The capacity data enabled a comparison analysis of current state storage and proposed future storage alternatives. The facility is currently storing more pallets than it has space for. Through this is analysis, the team found that constructing a storage garage on site is the best option moving forward.

The stockroom transactions fed an FMR analysis. This analysis categorized materials by their transaction frequency from Very Frequent Moving to Slow Moving. The categorizes enable storage location recommendations that better reflect the frequency in which materials are retrieved to better utilize stockroom employees.
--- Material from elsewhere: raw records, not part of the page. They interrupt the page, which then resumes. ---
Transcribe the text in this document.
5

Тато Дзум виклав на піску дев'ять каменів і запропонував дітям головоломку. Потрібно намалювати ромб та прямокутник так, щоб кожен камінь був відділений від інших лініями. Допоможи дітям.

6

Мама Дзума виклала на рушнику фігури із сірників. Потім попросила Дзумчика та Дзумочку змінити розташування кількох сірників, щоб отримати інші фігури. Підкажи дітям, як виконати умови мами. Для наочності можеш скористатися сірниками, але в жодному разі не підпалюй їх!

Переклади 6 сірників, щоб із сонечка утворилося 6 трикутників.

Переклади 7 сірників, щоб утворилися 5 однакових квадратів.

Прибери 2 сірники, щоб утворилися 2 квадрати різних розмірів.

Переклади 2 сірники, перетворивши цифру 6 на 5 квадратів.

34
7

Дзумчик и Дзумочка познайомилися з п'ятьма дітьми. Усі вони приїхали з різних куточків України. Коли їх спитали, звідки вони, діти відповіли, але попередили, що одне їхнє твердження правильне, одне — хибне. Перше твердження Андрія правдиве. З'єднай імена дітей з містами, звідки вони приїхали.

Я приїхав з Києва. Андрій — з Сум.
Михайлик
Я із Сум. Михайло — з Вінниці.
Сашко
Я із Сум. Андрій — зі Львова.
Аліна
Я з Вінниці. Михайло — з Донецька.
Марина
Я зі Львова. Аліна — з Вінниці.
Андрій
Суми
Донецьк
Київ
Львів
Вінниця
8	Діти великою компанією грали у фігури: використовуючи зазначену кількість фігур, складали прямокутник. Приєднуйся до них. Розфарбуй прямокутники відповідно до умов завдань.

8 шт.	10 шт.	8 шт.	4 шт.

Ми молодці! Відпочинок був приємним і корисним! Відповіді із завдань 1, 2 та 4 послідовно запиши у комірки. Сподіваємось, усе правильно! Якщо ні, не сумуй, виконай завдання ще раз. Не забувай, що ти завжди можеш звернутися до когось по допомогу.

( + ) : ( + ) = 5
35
Based on these analyses, the team makes several recommendations. For improvement in the process, stockroom quiet hours should be established to limit interruptions and extraneous tasks during peak work hours. In addition, the process should be evaluated to remove non-essential, out-of-scope tasks. For improvement in capacity, a garage should be constructed. Once a garage is constructed and there is flexibility in storage locations, materials should be stored throughout the facility according to the categories provided by the FMR analysis. Very Frequent Moving material should be prioritized for bulk storage in or near the stockroom, while Slow Moving material can be stored further away. This will improve transportation efficiency. 

Implementing these recommendations should provide Zoll GAMMA Facility with a reduction in process time, an increase in capacity, and an increase in efficiency.